After some trial and error i thought about (k+n-1)!/n!(k-1)! which gives me
(4+10-1)!/10!(4-1)! = 286 ways (is my thought correct?, if so why exactly?)
2nd question:what if i want basket number 4 to have ALWAYS at least 1 ball, i thought that possible ways to put balls from 10 balls to 1 basket is 10ways so i used above formula again to (now i have 3 baskets and at best case 9 people) (3+9-1)!/9!(3-1)! = 55ways meaning 55*10=550 ways.Is my thinking process correct?
 A: This is the same as solving equation $a+b+c+d = 10$ in nonegative integers which as writing 10 stars and 3 bars in a row. So the answer is $${13\choose 10}$$

Explanation: Say $a=3, b=2, c= 4$ and $d=1$. It is the same as writing $$***|**|****|*$$ and vice versa. What does $$*****||***|**$$ mean?

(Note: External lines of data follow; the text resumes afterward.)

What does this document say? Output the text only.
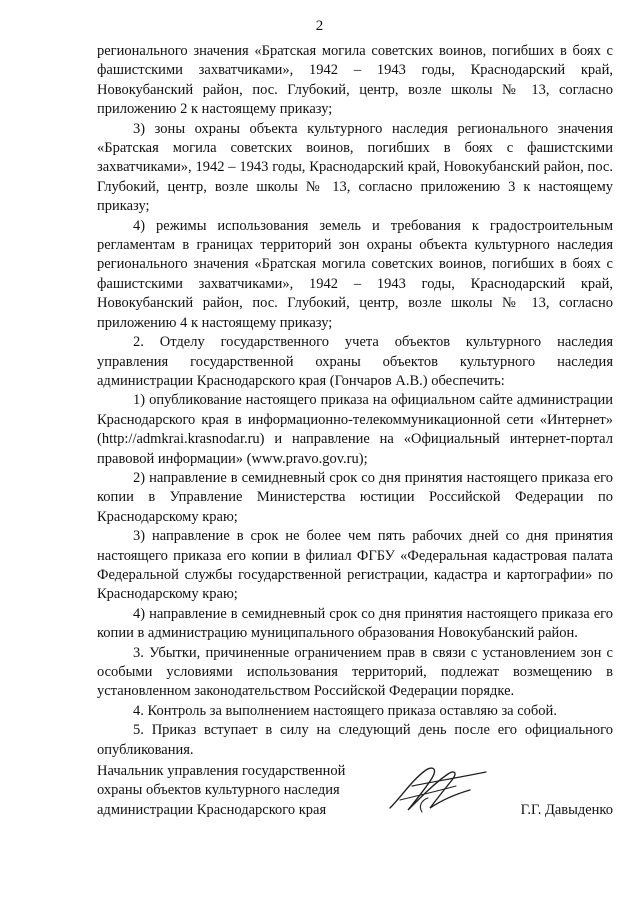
2

регионального значения «Братская могила советских воинов, погибших в боях с фашистскими захватчиками», 1942 – 1943 годы, Краснодарский край, Новокубанский район, пос. Глубокий, центр, возле школы № 13, согласно приложению 2 к настоящему приказу;

3) зоны охраны объекта культурного наследия регионального значения «Братская могила советских воинов, погибших в боях с фашистскими захватчиками», 1942 – 1943 годы, Краснодарский край, Новокубанский район, пос. Глубокий, центр, возле школы № 13, согласно приложению 3 к настоящему приказу;

4) режимы использования земель и требования к градостроительным регламентам в границах территорий зон охраны объекта культурного наследия регионального значения «Братская могила советских воинов, погибших в боях с фашистскими захватчиками», 1942 – 1943 годы, Краснодарский край, Новокубанский район, пос. Глубокий, центр, возле школы № 13, согласно приложению 4 к настоящему приказу;

2. Отделу государственного учета объектов культурного наследия управления государственной охраны объектов культурного наследия администрации Краснодарского края (Гончаров А.В.) обеспечить:

1) опубликование настоящего приказа на официальном сайте администрации Краснодарского края в информационно-телекоммуникационной сети «Интернет» (http://admkrai.krasnodar.ru) и направление на «Официальный интернет-портал правовой информации» (www.pravo.gov.ru);

2) направление в семидневный срок со дня принятия настоящего приказа его копии в Управление Министерства юстиции Российской Федерации по Краснодарскому краю;

3) направление в срок не более чем пять рабочих дней со дня принятия настоящего приказа его копии в филиал ФГБУ «Федеральная кадастровая палата Федеральной службы государственной регистрации, кадастра и картографии» по Краснодарскому краю;

4) направление в семидневный срок со дня принятия настоящего приказа его копии в администрацию муниципального образования Новокубанский район.

3. Убытки, причиненные ограничением прав в связи с установлением зон с особыми условиями использования территорий, подлежат возмещению в установленном законодательством Российской Федерации порядке.

4. Контроль за выполнением настоящего приказа оставляю за собой.

5. Приказ вступает в силу на следующий день после его официального опубликования.

Начальник управления государственной
охраны объектов культурного наследия
администрации Краснодарского края	Г.Г. Давыденко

It means that $a=5$, $b=0$, $c=3$ and $d=2$.
So for each $(a,b,c,d)$ we have a uniqe patern of $10$ stars and $3$ bars and vice versa. So the number of solution of that equation is the same as number of that paterns. 
A: You are correct for the first part. This is an application of a technique called "stars and bars". Imagine we biject each configuration of balls in baskets to strings whose characters are $*$ and $\vert$ in the following way: the amount of stars between bars $i$ and $i-1$ will be the number of balls in the $i$th basket. So for example a string $**\vert***\vert\vert*****$ will correspond to $2$ balls in the first basket, $3$ balls in the second basket, $0$ balls in the third basket, and $5$ balls in the fourth basket.
So we have a $13$ digit string where $13 = 10 + 4 - 1$ is the number of balls plus the number of separators (i.e. baskets minus $1$) and we choose $10$ of these characters to be $*$. This gives $\binom{n+k-1}{n}$ which is what you came up with.
For your second question, you're almost correct. There is no need to remove one basket, though you should remove one ball. You also shouldn't distinguish between your balls. So the answer would just be $\binom{9+4-1}{9}$ following the logic of the first part.
A: You are correct for the first problem but not the second. Represent each ball by $\star$ and the separations between baskets by $\vert$. Then a typical arrangement would be, for example,
$$\star\star\star\star\vert\star\star\star\star\star\vert\ \vert\star$$
In this case, the baskets hold $4, 5, 0,$ and $1$ ball, respectively. The number of ways to do this is
$${\textrm{# symbols} \choose \textrm{#stars}} = {10 + 4 - 1 \choose 10}$$
As for the second problem, it is a restricted version of the first, so you should be skeptical that you ended up with a greater number of possibilities. The simple way to do the second problem is to start with one ball in the fourth basket, then ignore it. Now you have $9$ balls to distribute in $4$ baskets, so the calculation will be as above, but with $9$ instead of $10$.
A: I agree on the stated solutions to the first part.  Another way to consider for solving the second part is to remove all ways in which the fourth bucket is empty.  Using stars and bars, this is like taking away one of the partitions, allowing combinations such as $$***|*****|**|$$In this case, the number of ways is $\binom{13}{3}$, the ways of putting balls into all four buckets, minus $\binom{12}{2}$, the ways of putting balls into only three buckets.
(Note the symmetry between $\binom{x}{y}$ and $\binom{x}{x-y}$; I choose on "bars" vs. "stars." The answer is the same either way.)